Eu não consigo mais ler romances adolescentes

Sara Muniz

Em um dia qualquer no trabalho, eu estava conversando com uma colega minha que, além de trabalhar comigo agora, também fez Letras na mesma turma que eu. Nós estávamos comentando a nossa incapacidade de ler romances adolescentes e jovens adultos depois da faculdade. Seria fácil dizer que foram as doses pesadas de leitura de clássicos, mas as aulas de literatura eram muito mais do que isso e nos torna cada vez mais maduros. Como já comentei em um post no passado, é necessário ter “maturidade leitora” para ler Machado de Assis, por exemplo. A questão é que, ao estudar literatura de verdade, ou seja, ler as obras e fazer uma análise aprofundada delas, nós acabamos nos acostumando a lidar com coisas difíceis.

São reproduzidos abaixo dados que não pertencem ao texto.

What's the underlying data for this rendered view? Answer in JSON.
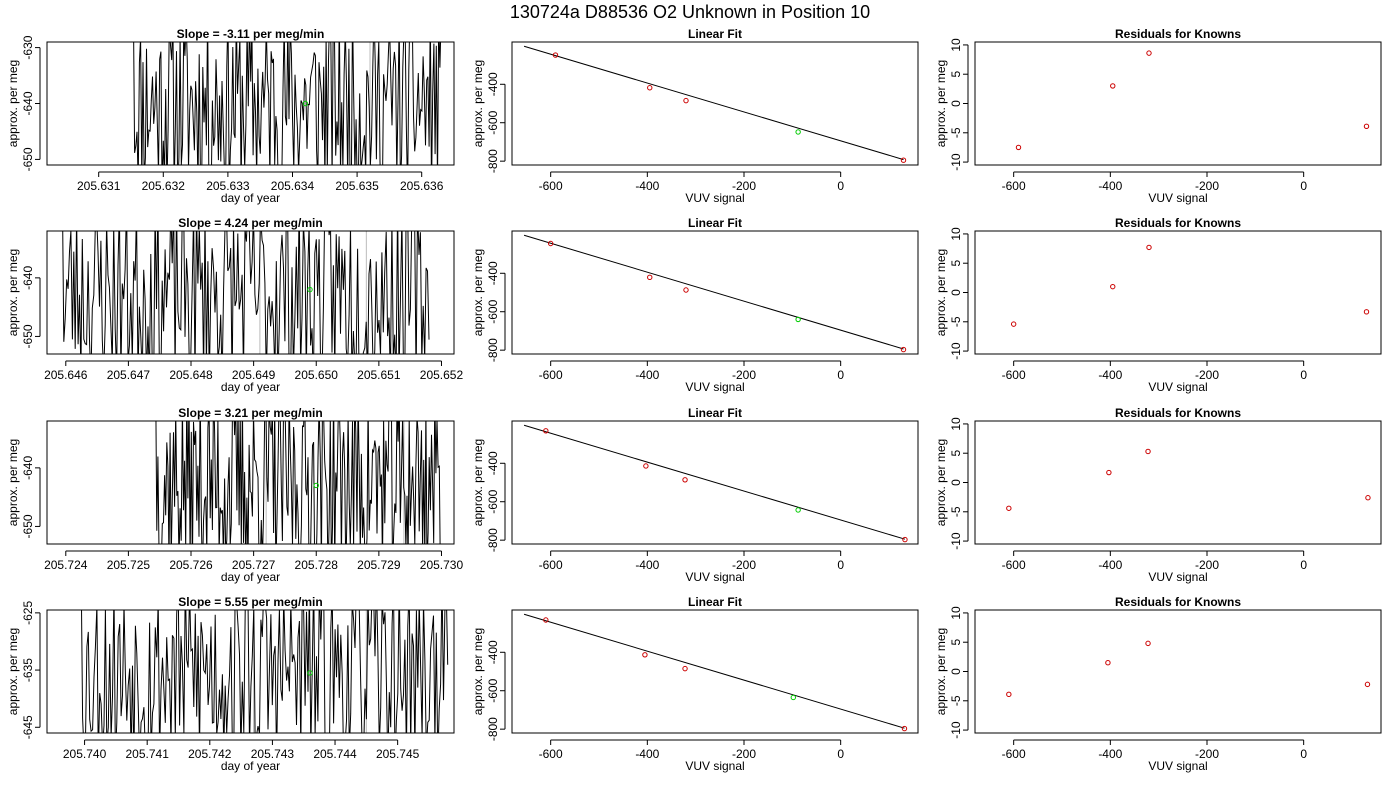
{
  "title": "130724a      D88536   O2 Unknown in Position  10",
  "colors": {
    "trace": "#000000",
    "known_points": "#cc0000",
    "unknown_point": "#00cc00",
    "fit_line": "#000000",
    "vertical_marker": "#bbbbbb"
  },
  "chart_data": [
    {
      "type": "line",
      "title": "Slope =  -3.11  per meg/min",
      "xlabel": "day of year",
      "ylabel": "approx. per meg",
      "xlim": [
        205.6302,
        205.6365
      ],
      "ylim": [
        -651,
        -629
      ],
      "xticks": [
        205.631,
        205.632,
        205.633,
        205.634,
        205.635,
        205.636
      ],
      "xtick_labels": [
        "205.631",
        "205.632",
        "205.633",
        "205.634",
        "205.635",
        "205.636"
      ],
      "yticks": [
        -630,
        -640,
        -650
      ],
      "ytick_labels": [
        "-630",
        "-640",
        "-650"
      ],
      "trace_x_range": [
        205.6315,
        205.6363
      ],
      "trace_seed": 11,
      "vertical_markers": [
        205.6352
      ],
      "unknown_point": {
        "x": 205.6342,
        "y": -640
      }
    },
    {
      "type": "scatter",
      "title": "Linear Fit",
      "xlabel": "VUV signal",
      "ylabel": "approx. per meg",
      "xlim": [
        -680,
        160
      ],
      "ylim": [
        -820,
        -180
      ],
      "xticks": [
        -600,
        -400,
        -200,
        0
      ],
      "xtick_labels": [
        "-600",
        "-400",
        "-200",
        "0"
      ],
      "yticks": [
        -400,
        -600,
        -800
      ],
      "ytick_labels": [
        "-400",
        "-600",
        "-800"
      ],
      "known_points": [
        {
          "x": -590,
          "y": -248
        },
        {
          "x": -395,
          "y": -418
        },
        {
          "x": -320,
          "y": -485
        },
        {
          "x": 130,
          "y": -795
        }
      ],
      "unknown_points": [
        {
          "x": -88,
          "y": -648
        }
      ],
      "fit_line": {
        "x0": -655,
        "y0": -202,
        "x1": 130,
        "y1": -792
      }
    },
    {
      "type": "scatter",
      "title": "Residuals for Knowns",
      "xlabel": "VUV signal",
      "ylabel": "approx. per meg",
      "xlim": [
        -680,
        160
      ],
      "ylim": [
        -10.5,
        10.5
      ],
      "xticks": [
        -600,
        -400,
        -200,
        0
      ],
      "xtick_labels": [
        "-600",
        "-400",
        "-200",
        "0"
      ],
      "yticks": [
        10,
        5,
        0,
        -5,
        -10
      ],
      "ytick_labels": [
        "10",
        "5",
        "0",
        "-5",
        "-10"
      ],
      "known_points": [
        {
          "x": -590,
          "y": -7.5
        },
        {
          "x": -395,
          "y": 3
        },
        {
          "x": -320,
          "y": 8.6
        },
        {
          "x": 130,
          "y": -3.9
        }
      ]
    },
    {
      "type": "line",
      "title": "Slope =  4.24  per meg/min",
      "xlabel": "day of year",
      "ylabel": "approx. per meg",
      "xlim": [
        205.6457,
        205.6522
      ],
      "ylim": [
        -653,
        -632
      ],
      "xticks": [
        205.646,
        205.647,
        205.648,
        205.649,
        205.65,
        205.651,
        205.652
      ],
      "xtick_labels": [
        "205.646",
        "205.647",
        "205.648",
        "205.649",
        "205.650",
        "205.651",
        "205.652"
      ],
      "yticks": [
        -640,
        -650
      ],
      "ytick_labels": [
        "-640",
        "-650"
      ],
      "trace_x_range": [
        205.6459,
        205.6518
      ],
      "trace_seed": 23,
      "vertical_markers": [
        205.6491,
        205.6508
      ],
      "unknown_point": {
        "x": 205.6499,
        "y": -642
      }
    },
    {
      "type": "scatter",
      "title": "Linear Fit",
      "xlabel": "VUV signal",
      "ylabel": "approx. per meg",
      "xlim": [
        -680,
        160
      ],
      "ylim": [
        -820,
        -180
      ],
      "xticks": [
        -600,
        -400,
        -200,
        0
      ],
      "xtick_labels": [
        "-600",
        "-400",
        "-200",
        "0"
      ],
      "yticks": [
        -400,
        -600,
        -800
      ],
      "ytick_labels": [
        "-400",
        "-600",
        "-800"
      ],
      "known_points": [
        {
          "x": -600,
          "y": -245
        },
        {
          "x": -395,
          "y": -421
        },
        {
          "x": -320,
          "y": -487
        },
        {
          "x": 130,
          "y": -797
        }
      ],
      "unknown_points": [
        {
          "x": -88,
          "y": -640
        }
      ],
      "fit_line": {
        "x0": -655,
        "y0": -202,
        "x1": 130,
        "y1": -794
      }
    },
    {
      "type": "scatter",
      "title": "Residuals for Knowns",
      "xlabel": "VUV signal",
      "ylabel": "approx. per meg",
      "xlim": [
        -680,
        160
      ],
      "ylim": [
        -10.5,
        10.5
      ],
      "xticks": [
        -600,
        -400,
        -200,
        0
      ],
      "xtick_labels": [
        "-600",
        "-400",
        "-200",
        "0"
      ],
      "yticks": [
        10,
        5,
        0,
        -5,
        -10
      ],
      "ytick_labels": [
        "10",
        "5",
        "0",
        "-5",
        "-10"
      ],
      "known_points": [
        {
          "x": -600,
          "y": -5.4
        },
        {
          "x": -395,
          "y": 1
        },
        {
          "x": -320,
          "y": 7.7
        },
        {
          "x": 130,
          "y": -3.3
        }
      ]
    },
    {
      "type": "line",
      "title": "Slope =  3.21  per meg/min",
      "xlabel": "day of year",
      "ylabel": "approx. per meg",
      "xlim": [
        205.7237,
        205.7302
      ],
      "ylim": [
        -653,
        -632
      ],
      "xticks": [
        205.724,
        205.725,
        205.726,
        205.727,
        205.728,
        205.729,
        205.73
      ],
      "xtick_labels": [
        "205.724",
        "205.725",
        "205.726",
        "205.727",
        "205.728",
        "205.729",
        "205.730"
      ],
      "yticks": [
        -640,
        -650
      ],
      "ytick_labels": [
        "-640",
        "-650"
      ],
      "trace_x_range": [
        205.7254,
        205.73
      ],
      "trace_seed": 37,
      "vertical_markers": [
        205.7272,
        205.7294
      ],
      "unknown_point": {
        "x": 205.728,
        "y": -643
      }
    },
    {
      "type": "scatter",
      "title": "Linear Fit",
      "xlabel": "VUV signal",
      "ylabel": "approx. per meg",
      "xlim": [
        -680,
        160
      ],
      "ylim": [
        -820,
        -180
      ],
      "xticks": [
        -600,
        -400,
        -200,
        0
      ],
      "xtick_labels": [
        "-600",
        "-400",
        "-200",
        "0"
      ],
      "yticks": [
        -400,
        -600,
        -800
      ],
      "ytick_labels": [
        "-400",
        "-600",
        "-800"
      ],
      "known_points": [
        {
          "x": -610,
          "y": -231
        },
        {
          "x": -403,
          "y": -414
        },
        {
          "x": -322,
          "y": -486
        },
        {
          "x": 133,
          "y": -797
        }
      ],
      "unknown_points": [
        {
          "x": -88,
          "y": -643
        }
      ],
      "fit_line": {
        "x0": -655,
        "y0": -202,
        "x1": 133,
        "y1": -795
      }
    },
    {
      "type": "scatter",
      "title": "Residuals for Knowns",
      "xlabel": "VUV signal",
      "ylabel": "approx. per meg",
      "xlim": [
        -680,
        160
      ],
      "ylim": [
        -10.5,
        10.5
      ],
      "xticks": [
        -600,
        -400,
        -200,
        0
      ],
      "xtick_labels": [
        "-600",
        "-400",
        "-200",
        "0"
      ],
      "yticks": [
        10,
        5,
        0,
        -5,
        -10
      ],
      "ytick_labels": [
        "10",
        "5",
        "0",
        "-5",
        "-10"
      ],
      "known_points": [
        {
          "x": -610,
          "y": -4.4
        },
        {
          "x": -403,
          "y": 1.7
        },
        {
          "x": -322,
          "y": 5.3
        },
        {
          "x": 133,
          "y": -2.6
        }
      ]
    },
    {
      "type": "line",
      "title": "Slope =  5.55  per meg/min",
      "xlabel": "day of year",
      "ylabel": "approx. per meg",
      "xlim": [
        205.7394,
        205.7459
      ],
      "ylim": [
        -646,
        -624.5
      ],
      "xticks": [
        205.74,
        205.741,
        205.742,
        205.743,
        205.744,
        205.745
      ],
      "xtick_labels": [
        "205.740",
        "205.741",
        "205.742",
        "205.743",
        "205.744",
        "205.745"
      ],
      "yticks": [
        -625,
        -635,
        -645
      ],
      "ytick_labels": [
        "-625",
        "-635",
        "-645"
      ],
      "trace_x_range": [
        205.7399,
        205.7458
      ],
      "trace_seed": 53,
      "vertical_markers": [
        205.7427,
        205.7445
      ],
      "unknown_point": {
        "x": 205.7436,
        "y": -635.5
      }
    },
    {
      "type": "scatter",
      "title": "Linear Fit",
      "xlabel": "VUV signal",
      "ylabel": "approx. per meg",
      "xlim": [
        -680,
        160
      ],
      "ylim": [
        -820,
        -180
      ],
      "xticks": [
        -600,
        -400,
        -200,
        0
      ],
      "xtick_labels": [
        "-600",
        "-400",
        "-200",
        "0"
      ],
      "yticks": [
        -400,
        -600,
        -800
      ],
      "ytick_labels": [
        "-400",
        "-600",
        "-800"
      ],
      "known_points": [
        {
          "x": -610,
          "y": -232
        },
        {
          "x": -405,
          "y": -413
        },
        {
          "x": -322,
          "y": -485
        },
        {
          "x": 132,
          "y": -797
        }
      ],
      "unknown_points": [
        {
          "x": -98,
          "y": -635
        }
      ],
      "fit_line": {
        "x0": -655,
        "y0": -202,
        "x1": 132,
        "y1": -795
      }
    },
    {
      "type": "scatter",
      "title": "Residuals for Knowns",
      "xlabel": "VUV signal",
      "ylabel": "approx. per meg",
      "xlim": [
        -680,
        160
      ],
      "ylim": [
        -10.5,
        10.5
      ],
      "xticks": [
        -600,
        -400,
        -200,
        0
      ],
      "xtick_labels": [
        "-600",
        "-400",
        "-200",
        "0"
      ],
      "yticks": [
        10,
        5,
        0,
        -5,
        -10
      ],
      "ytick_labels": [
        "10",
        "5",
        "0",
        "-5",
        "-10"
      ],
      "known_points": [
        {
          "x": -610,
          "y": -3.9
        },
        {
          "x": -405,
          "y": 1.5
        },
        {
          "x": -322,
          "y": 4.8
        },
        {
          "x": 132,
          "y": -2.2
        }
      ]
    }
  ]
}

Um livro precisa esconder algo, criticar alguma coisa, mexer com o meu psicológico, ter personagens profundos (quanto mais problemáticos, melhor), frases que precisam ser relidas para serem compreendidas, fluxos de consciência, relação com um contexto histórico… Se for ficção fantástica, precisa abordar técnicas diferenciadas de seguir A Jornada do Herói, apresentar um mundo totalmente novo… Se for poesia, é difícil não esperar algo no nível Fernando Pessoa, Edgar Allan Poe, Mário de Andrade, Carlos Drummond de Andrade…

Letras nos proporciona de três a quatro anos seguidos de leituras com análises. Obviamente, depois de sair do curso, não é possível abandonar o hábito. Particularmente, na minha adolescência eu adorava ler romances com enredos simples e, de certa forma, envolventes. Entretanto, na faculdade eu sofri uma espécie de lavagem cerebral que, na minha perspectiva, foi muito benéfica. Agora, para mim, um livro precisa ter algo a mais, entende?

Enfim, a crítica literária nos faz perceber que a literatura é quase como a parte da teoria da relatividade que explica que tudo está conectado no universo. Um movimento se renova no seguinte, um estilo nasce a partir de outro preexistente, um autor reflete no outro em semelhanças e diferenças. Em outras palavras, um passo da literatura está conectado ao outro, resultando no que temos hoje na literatura contemporânea. O problema que bate na minha porta (se é que posso chamar de problema), é que se tornou insustentável me sentar para ler um romance clichê ou um livro de qualquer gênero com estrutura simples. Agora eu entendo o que o meu professor queria dizer com “vocês são leitores profissionais”.

Conforme lemos e levamos a leitura como estudo, percebemos cada vez mais o valor de um livro. Desde que percebemos literatura como um hipertexto, encontramos muito de um livro no outro, principalmente as abordagens sociais, históricas e culturais. Muito disso nos torna viciados e queremos receber mais e mais nas próximas leituras. O mesmo acontece com quem sempre leu romances ou muito de um mesmo gênero. Eu gosto até de comparar essa questão com bebidas (sejam alcoólicas ou não): depois de muito tempo bebendo algo barato, quando se bebe algo caro, percebe-se como ele tem mais valor. Depois de beber o caro por muito tempo, voltar a beber o barato é impossível e beber coisas mais caras causam estranheza, até que se acostume a esses novos sabores e experiências. Por esse motivo, não consigo voltar para muitas das leituras que eu fazia antes da faculdade e estou sempre buscando “refinar o meu paladar” em relação à dificuldade das leituras.

Devíamos ler apenas livros que nos firam e que nos mordam. Se o livro que estamos lendo não nos desperta violentamente como um murro no crânio, para que nos darmos ao trabalho de o ler? Um livro tem que ser como a picareta para o mar gelado dentro de nós.” (Franz Kafka – Carta a Oskar Pollak, 1902)

E você, concorda ou discorda que o nosso cérebro está sempre sedento por coisas mais complicadas?